The reward for information leading to the arrest of a gunman wanted for two "execution-style" shootings that have left a Chicago neighborhood shaken has now swelled to $18,000.
ATF's Chicago Field Division announced this weekend that they have added $5,000 to a reward fund already containing $10,000 from the Jewish Federation of Metro Chicago, $2,000 from community activist Raul Montes Jr. and $1,000 from the Cook County Crime Stoppers.
The agency once again posted on their Twitter feed surveillance video of the suspected masked gunman in Rogers Park, who is wanted in the killings of 73-year-old Douglass Watts and 24-year-old Eliyahu Moscowitz. Both men were reported by police to have been shot in the head.
"Both shootings came from the same gun and likely the same suspect," Chicago Police Superintendent Eddie Johnson said at a press conference last week. "The shell casings found at both crime scenes were found to be a match."

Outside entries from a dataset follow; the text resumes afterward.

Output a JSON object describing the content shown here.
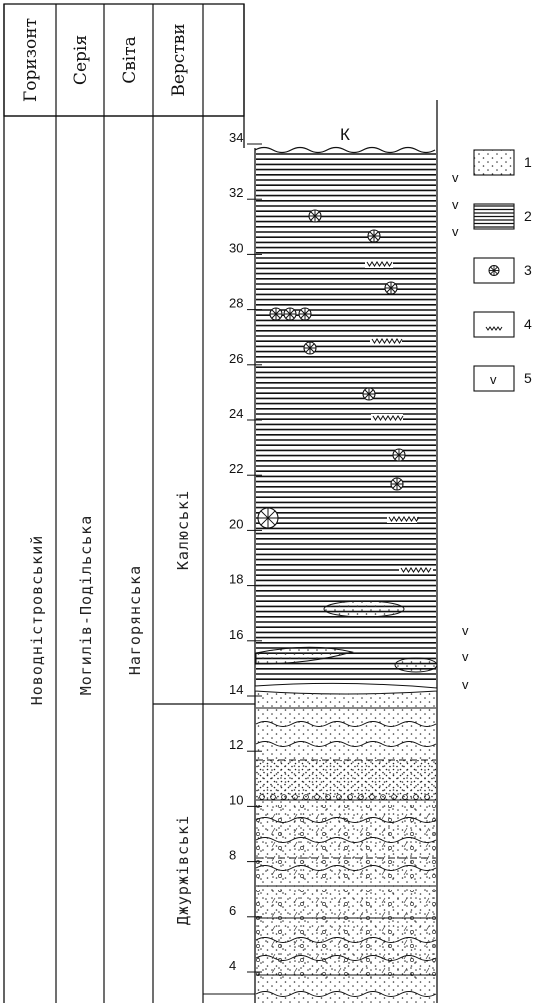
{
  "header": {
    "columns": [
      {
        "key": "horizon",
        "label": "Горизонт"
      },
      {
        "key": "series",
        "label": "Серія"
      },
      {
        "key": "suite",
        "label": "Світа"
      },
      {
        "key": "layers",
        "label": "Верстви"
      }
    ]
  },
  "units": {
    "horizon": "Новодністровський",
    "series": "Могилів-Подільська",
    "suite": "Нагорянська",
    "layer_upper": "Калюські",
    "layer_lower": "Джуржівські"
  },
  "column": {
    "top_label": "К",
    "depth_ticks": [
      "34",
      "32",
      "30",
      "28",
      "26",
      "24",
      "22",
      "20",
      "18",
      "16",
      "14",
      "12",
      "10",
      "8",
      "6",
      "4"
    ]
  },
  "legend": {
    "items": [
      {
        "num": "1",
        "icon": "sandstone-dots-icon"
      },
      {
        "num": "2",
        "icon": "argillite-lines-icon"
      },
      {
        "num": "3",
        "icon": "fossil-star-icon"
      },
      {
        "num": "4",
        "icon": "ripple-marks-icon"
      },
      {
        "num": "5",
        "icon": "sampling-v-icon"
      }
    ]
  },
  "sample_marks": [
    "v",
    "v",
    "v",
    "v",
    "v",
    "v"
  ]
}
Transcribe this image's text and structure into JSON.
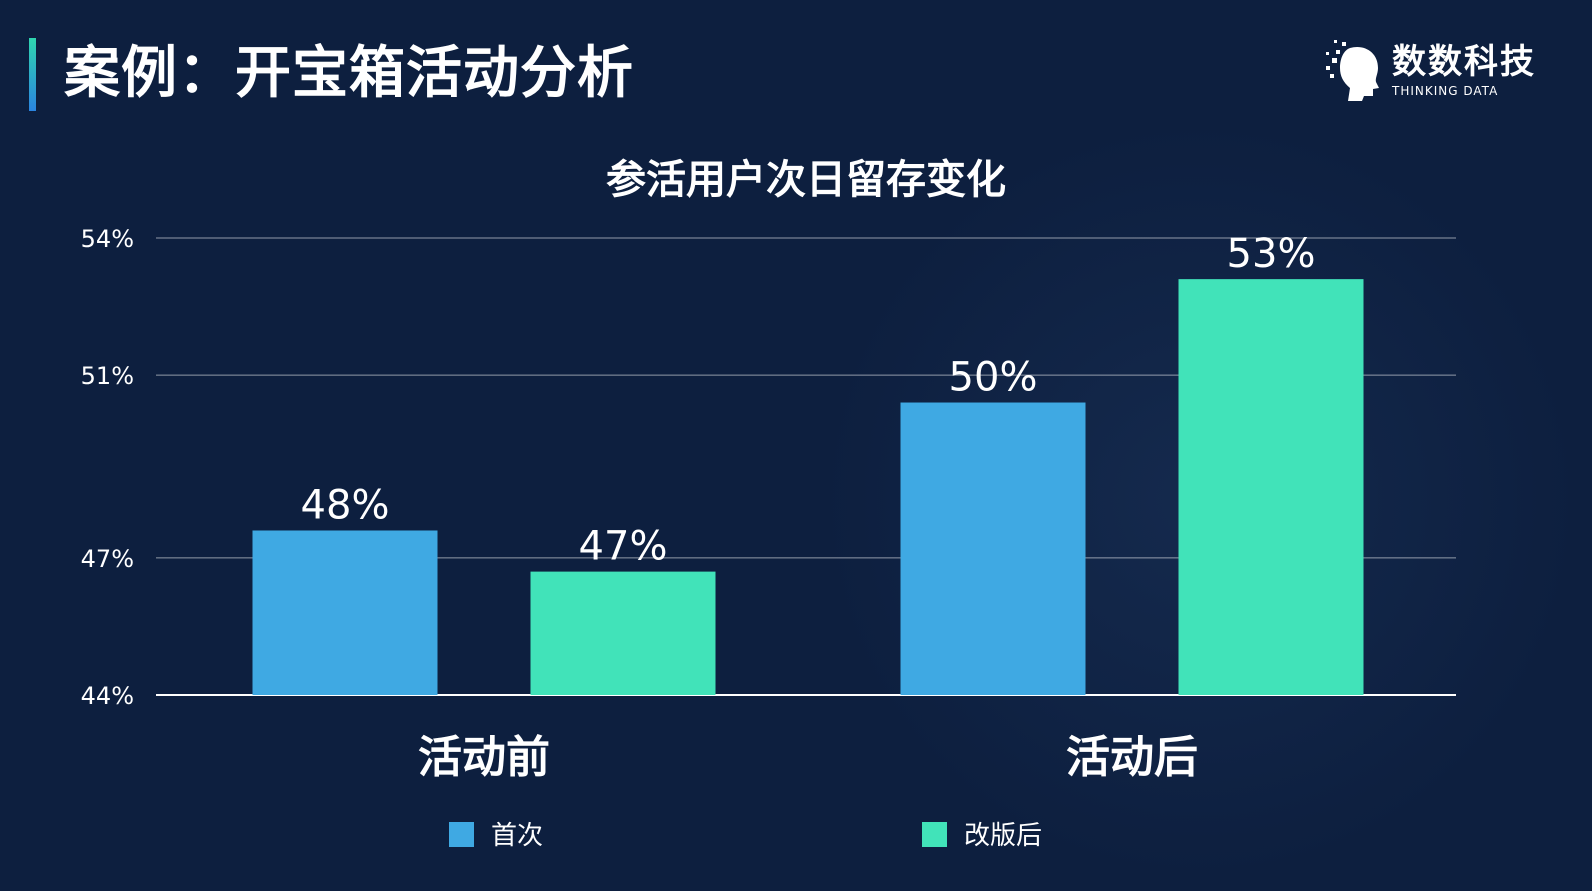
{
  "header": {
    "title": "案例：开宝箱活动分析"
  },
  "logo": {
    "name_cn": "数数科技",
    "name_en": "THINKING DATA"
  },
  "colors": {
    "background": "#0d1f3f",
    "series_first": "#3fa9e3",
    "series_revised": "#41e3b9"
  },
  "chart_data": {
    "type": "bar",
    "title": "参活用户次日留存变化",
    "categories": [
      "活动前",
      "活动后"
    ],
    "ylim": [
      44,
      54
    ],
    "yticks": [
      44,
      47,
      51,
      54
    ],
    "ytick_labels": [
      "44%",
      "47%",
      "51%",
      "54%"
    ],
    "grid": true,
    "legend_position": "bottom",
    "series": [
      {
        "name": "首次",
        "values": [
          47.6,
          50.4
        ],
        "labels": [
          "48%",
          "50%"
        ],
        "color": "#3fa9e3"
      },
      {
        "name": "改版后",
        "values": [
          46.7,
          53.1
        ],
        "labels": [
          "47%",
          "53%"
        ],
        "color": "#41e3b9"
      }
    ]
  }
}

Watts was shot and killed September 30 around 10 a.m. while walking his dogs. Police said a gunman dressed in all black and wearing a ski mask approached the 73-year-old and shot him in the head before fleeing.
"I later came out to find my neighbor of five years face-down in the middle of the street dead," Lynda Kaplan, a neighbor who heard the gunshot, told WGN. "He was out walking his dogs, and he was shot execution-style."

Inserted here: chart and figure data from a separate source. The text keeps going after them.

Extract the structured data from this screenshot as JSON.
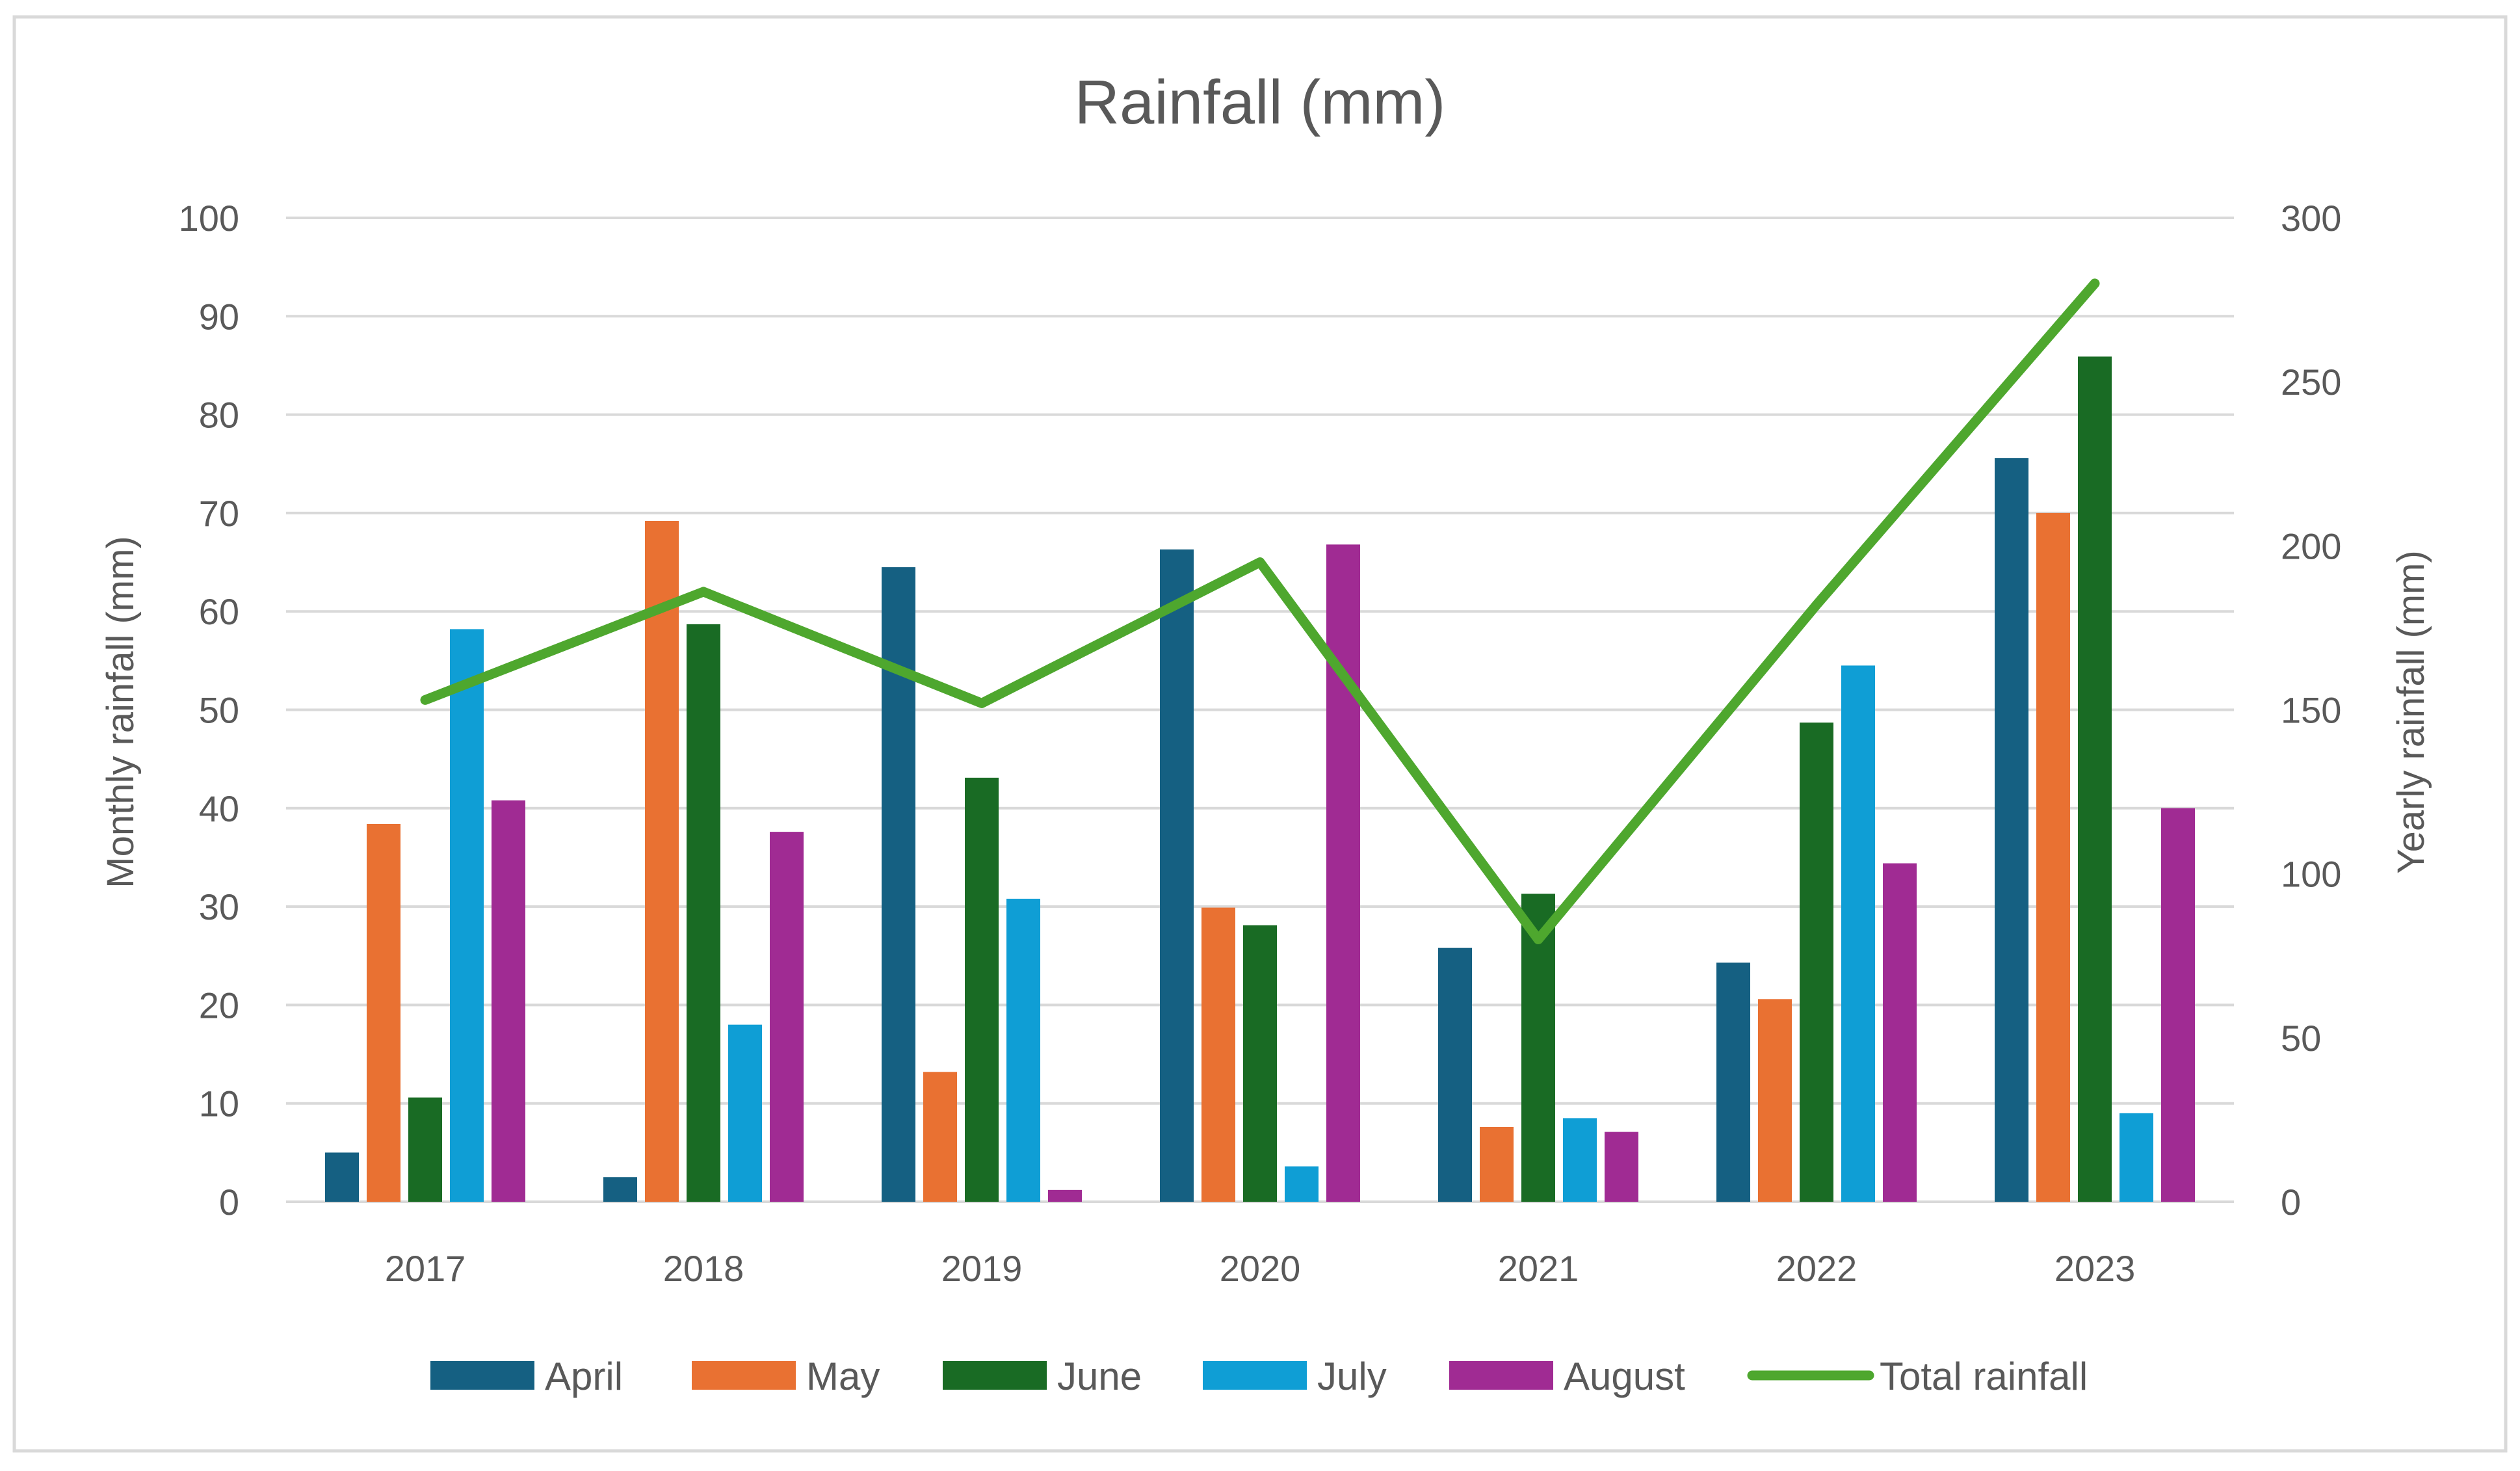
{
  "chart_data": {
    "type": "bar",
    "title": "Rainfall (mm)",
    "categories": [
      "2017",
      "2018",
      "2019",
      "2020",
      "2021",
      "2022",
      "2023"
    ],
    "ylabel": "Monthly rainfall (mm)",
    "y2label": "Yearly rainfall (mm)",
    "ylim": [
      0,
      100
    ],
    "y2lim": [
      0,
      300
    ],
    "yticks": [
      0,
      10,
      20,
      30,
      40,
      50,
      60,
      70,
      80,
      90,
      100
    ],
    "y2ticks": [
      0,
      50,
      100,
      150,
      200,
      250,
      300
    ],
    "tick_labels_left": [
      "0",
      "10",
      "20",
      "30",
      "40",
      "50",
      "60",
      "70",
      "80",
      "90",
      "100"
    ],
    "tick_labels_right": [
      "0",
      "50",
      "100",
      "150",
      "200",
      "250",
      "300"
    ],
    "grid": true,
    "legend_position": "bottom",
    "series": [
      {
        "name": "April",
        "type": "bar",
        "axis": "left",
        "color": "#156082",
        "values": [
          5,
          2.5,
          64.5,
          66.3,
          25.8,
          24.3,
          75.6
        ]
      },
      {
        "name": "May",
        "type": "bar",
        "axis": "left",
        "color": "#E97132",
        "values": [
          38.4,
          69.2,
          13.2,
          29.9,
          7.6,
          20.6,
          70
        ]
      },
      {
        "name": "June",
        "type": "bar",
        "axis": "left",
        "color": "#196B24",
        "values": [
          10.6,
          58.7,
          43.1,
          28.1,
          31.3,
          48.7,
          85.9
        ]
      },
      {
        "name": "July",
        "type": "bar",
        "axis": "left",
        "color": "#0F9ED5",
        "values": [
          58.2,
          18,
          30.8,
          3.6,
          8.5,
          54.5,
          9
        ]
      },
      {
        "name": "August",
        "type": "bar",
        "axis": "left",
        "color": "#A02B93",
        "values": [
          40.8,
          37.6,
          1.2,
          66.8,
          7.1,
          34.4,
          40
        ]
      },
      {
        "name": "Total rainfall",
        "type": "line",
        "axis": "right",
        "color": "#4EA72E",
        "values": [
          153,
          186,
          152,
          195,
          80,
          182,
          280
        ]
      }
    ]
  }
}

About 36 hours after Watts was gunned down, police said Moscowitz was shot and killed a half mile away on a lakefront path at Loyola Park.

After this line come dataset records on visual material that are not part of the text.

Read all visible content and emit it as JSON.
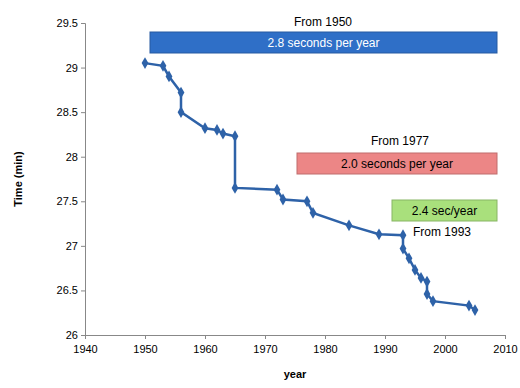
{
  "chart_data": {
    "type": "line",
    "x_label": "year",
    "y_label": "Time (min)",
    "x": [
      1950,
      1953,
      1954,
      1956,
      1956,
      1960,
      1962,
      1963,
      1965,
      1965,
      1972,
      1973,
      1977,
      1978,
      1984,
      1989,
      1993,
      1993,
      1994,
      1995,
      1996,
      1997,
      1997,
      1998,
      2004,
      2005
    ],
    "series": [
      {
        "name": "Time",
        "color": "#2e62a8",
        "marker": "diamond",
        "line_style": "solid",
        "values": [
          29.05,
          29.02,
          28.9,
          28.72,
          28.5,
          28.32,
          28.3,
          28.26,
          28.23,
          27.65,
          27.63,
          27.52,
          27.5,
          27.37,
          27.23,
          27.13,
          27.12,
          26.97,
          26.86,
          26.73,
          26.64,
          26.6,
          26.46,
          26.38,
          26.33,
          26.28
        ]
      }
    ],
    "xlim": [
      1940,
      2010
    ],
    "xticks": [
      1940,
      1950,
      1960,
      1970,
      1980,
      1990,
      2000,
      2010
    ],
    "ylim": [
      26,
      29.5
    ],
    "yticks": [
      26,
      26.5,
      27,
      27.5,
      28,
      28.5,
      29,
      29.5
    ],
    "grid": false,
    "annotations": [
      {
        "label": "From 1950",
        "text": "2.8 seconds per year",
        "color": "#2f6fc7"
      },
      {
        "label": "From 1977",
        "text": "2.0 seconds per year",
        "color": "#ec8686"
      },
      {
        "label": "From 1993",
        "text": "2.4 sec/year",
        "color": "#a9e07c"
      }
    ]
  }
}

The 24-year-old was an avid gamer in Chicago's Pokemon Go community and had just been spotted hours before in the neighborhood playing the game with a group of friends.
“He was standing there laughing, playing with my son,” Angela Kallies told the Chicago Tribune. “He was so nice, so friendly and never turned anyone down.”
During a news conference on last Tuesday, police first released a surveillance photo of the suspect wearing all-dark clothing and a hooded mask.
“This person is clearly trying to disguise themselves,” Chicago Police Superintendent Eddie Johnson told reporters. “Clearly he or she knows what they are going out to do.”
Police haven’t identified a potential motive, but Johnson didn’t rule out the possibility of a hate crime.